The amazing professor is telling his Edinburgh audience a joke at the expense of “predict and provide” traffic managers around the world. It concerns a man living in a small town in midwest America who finds a skunk in his basement one morning. He asks a neighbour for advice on how to get rid of it. “Easy: lay a trail of breadcrumbs from the basement back out into the woods.” The following morning he has two skunks in his home.
Jan Gehl, professor of architecture at the Royal Danish Academy of Fine Arts, is today’s global superstar of urban planning. He advises city authorities in Adelaide, Changsha, Edinburgh,
Melbourne, Lyon, Oslo and, most recently, London, on how to bring human activity back into cities dominated by cars. Gehl’s work has the great advantage of being based on more than 40 years of experience, starting with the pedestrianisation of Copenhagen’s main thoroughfare, Strøget, on 17th November 1962. That decision was the beginning of a project which continues to this day – to turn Copenhagen from a car-congested city into the café-culture capital of the world.
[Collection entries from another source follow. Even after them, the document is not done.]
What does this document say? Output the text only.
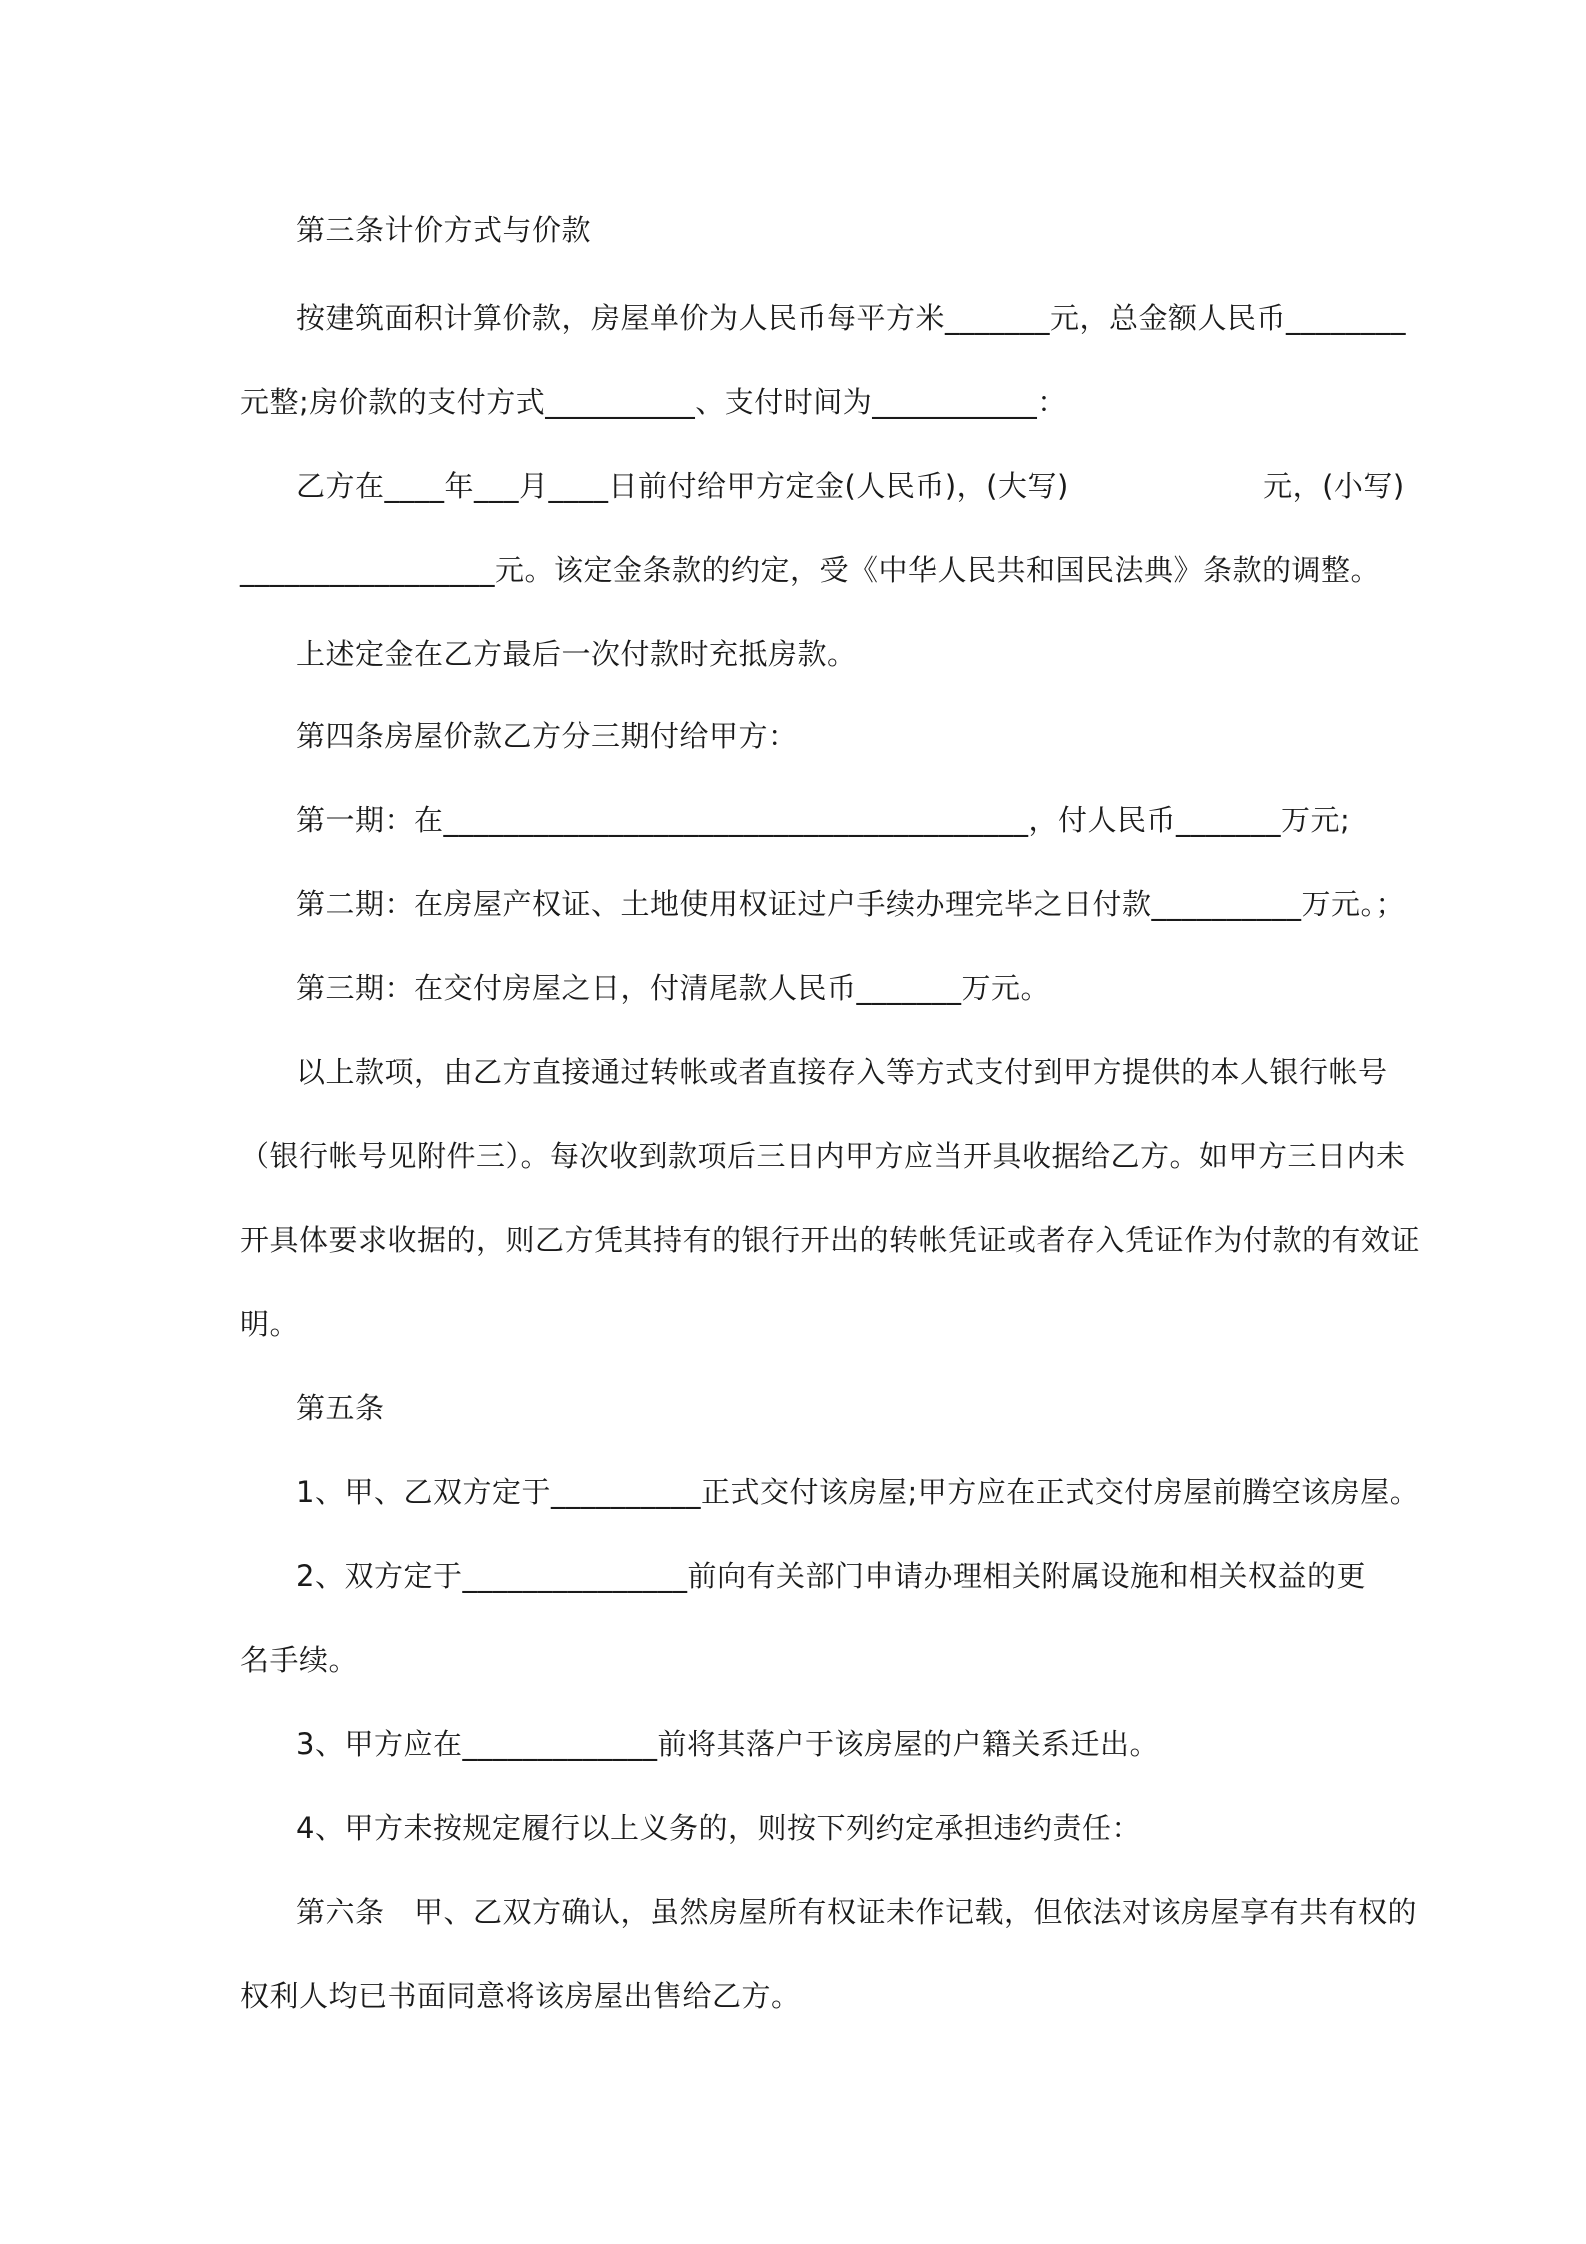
第三条计价方式与价款
按建筑面积计算价款，房屋单价为人民币每平方米_______元，总金额人民币________
元整;房价款的支付方式__________、支付时间为___________：
乙方在____年___月____日前付给甲方定金(人民币)，(大写)                    元，(小写)
_________________元。该定金条款的约定，受《中华人民共和国民法典》条款的调整。
上述定金在乙方最后一次付款时充抵房款。
第四条房屋价款乙方分三期付给甲方：
第一期：在_______________________________________，付人民币_______万元;
第二期：在房屋产权证、土地使用权证过户手续办理完毕之日付款__________万元。；
第三期：在交付房屋之日，付清尾款人民币_______万元。
以上款项，由乙方直接通过转帐或者直接存入等方式支付到甲方提供的本人银行帐号
（银行帐号见附件三）。每次收到款项后三日内甲方应当开具收据给乙方。如甲方三日内未
开具体要求收据的，则乙方凭其持有的银行开出的转帐凭证或者存入凭证作为付款的有效证
明。
第五条
1、甲、乙双方定于__________正式交付该房屋;甲方应在正式交付房屋前腾空该房屋。
2、双方定于_______________前向有关部门申请办理相关附属设施和相关权益的更
名手续。
3、甲方应在_____________前将其落户于该房屋的户籍关系迁出。
4、甲方未按规定履行以上义务的，则按下列约定承担违约责任：
第六条　甲、乙双方确认，虽然房屋所有权证未作记载，但依法对该房屋享有共有权的
权利人均已书面同意将该房屋出售给乙方。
When Gehl and his colleagues announced their programme, the Danish newspapers protested: “We are not Italians.” The idea that Danes would leave their cars at home and walk or cycle into town to sit at café tables in the street was considered absurd. Today, more than a third of Copenhagen’s traffic is made up of cyclists, and most of the rest either walk or use public transport. Since the 1960s, the amount of pedestrian space in Copenhagen has risen from 15,800 square metres to over 100,000 today. The city centre now only offers just over 3,000 car parking spaces, mostly on the street. Perhaps the most important cultural change, however, has been the 350 per cent rise in people engaged in “stationary” activities in the city centre; that is to say, standing talking, sitting in a café or on a public bench, alone or in groups, simply watching the world go by.